SMPC contributed the most to the net income of the group last year with 9.234 billion pesos, followed by DMCI Project Developers, Inc. or DMCI Homes (4.397 billion pesos), DMCI Mining Corp. (1.206 billion pesos) and DMCI Power Corp. (P580 million).

PNB Research equity research analyst Jose Rafael Mendoza expects DMCI to bring in 28.6 billion pesos this year, led mainly by SMPC (41.8% share), then followed by DMCI Homes (32.7%), DM Consunji, Inc. (11.8%), DMCI Mining (7%), Maynilad Water Services, Inc. (4%) and DMCI Power (2.7%).

Mr Mendoza said that apart from the volatility which is expected to affect the market as a whole, the company is raising its target price for DMCI by 5% to P10.00 from P9.50 per share.

Ms Agravio said that since there are still many unknowns surrounding the Russia-Ukraine crisis, investors are becoming extremely cautious.

“DMCI’s share price volatility is significantly high at this point, so market participants are likely to continue to profit from [its] attractive trading range,” she said.

Ms Agravio estimated the stock’s first quarter earnings around P4.6-5.75 billion and its annual net income around P20-25 billion, based on their bullish view, being as business improvement continues this year.

She placed her support and resistance levels at P8.50 and P9.90, respectively.

For Mr.

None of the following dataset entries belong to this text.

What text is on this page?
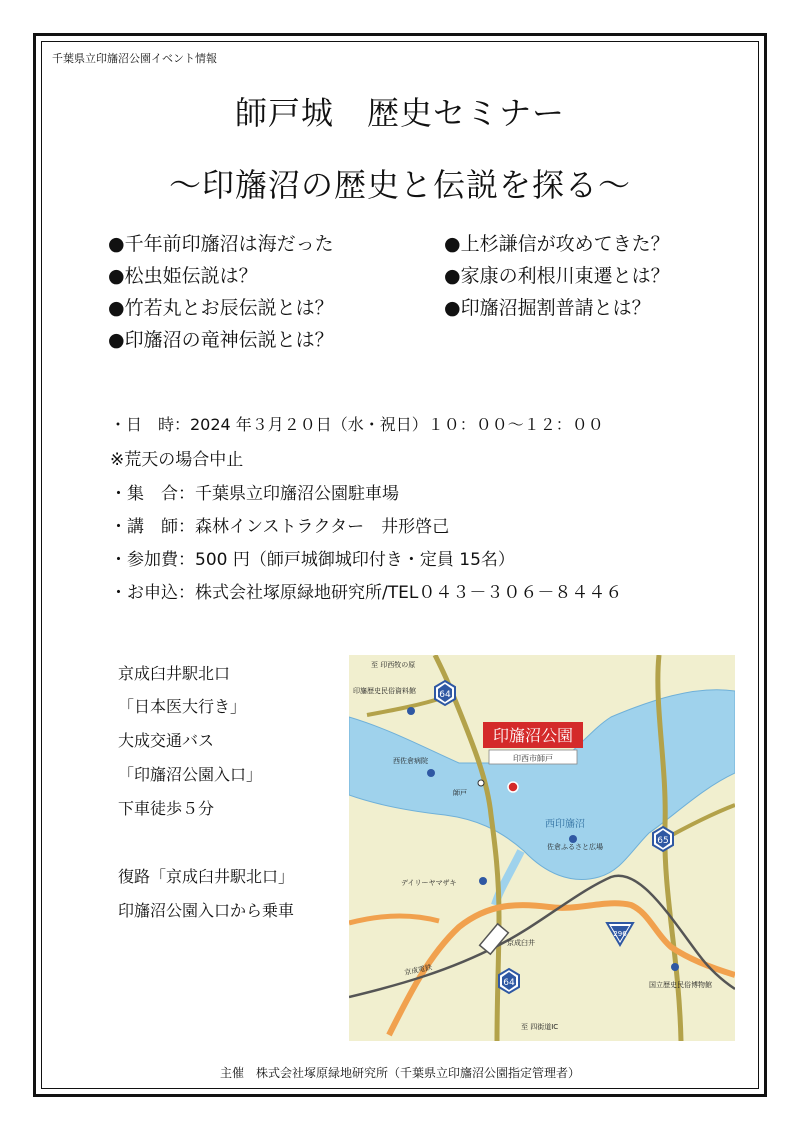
千葉県立印旛沼公園イベント情報
師戸城　歴史セミナー
～印旛沼の歴史と伝説を探る～
●千年前印旛沼は海だった
●松虫姫伝説は？
●竹若丸とお辰伝説とは？
●印旛沼の竜神伝説とは？
●上杉謙信が攻めてきた？
●家康の利根川東遷とは？
●印旛沼掘割普請とは？
・日　時：2024 年３月２０日（水・祝日）１０：００～１２：００
※荒天の場合中止
・集　合：千葉県立印旛沼公園駐車場
・講　師：森林インストラクター　井形啓己
・参加費：500 円（師戸城御城印付き・定員 15名）
・お申込：株式会社塚原緑地研究所/TEL０４３－３０６－８４４６
京成臼井駅北口
「日本医大行き」
大成交通バス
「印旛沼公園入口」
下車徒歩５分
復路「京成臼井駅北口」
印旛沼公園入口から乗車
印旛沼公園
印西市師戸
西印旛沼
64
65
296
64
至 印西牧の原
印旛歴史民俗資料館
西佐倉病院
師戸
佐倉ふるさと広場
デイリーヤマザキ
京成臼井
京成電鉄
国立歴史民俗博物館
至 四街道IC
主催　株式会社塚原緑地研究所（千葉県立印旛沼公園指定管理者）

Lisbona, resistance at P9.85, while support at P8.75, mainly affected by the movement of coal and nickel prices in the short term.

“Given that the Russian-Ukrainian conflict is a developing story, it is difficult to say how the DMCI stock will perform. It has outperformed the index so far, but no one knows if it will until the end of the year,” Ms Agravio said.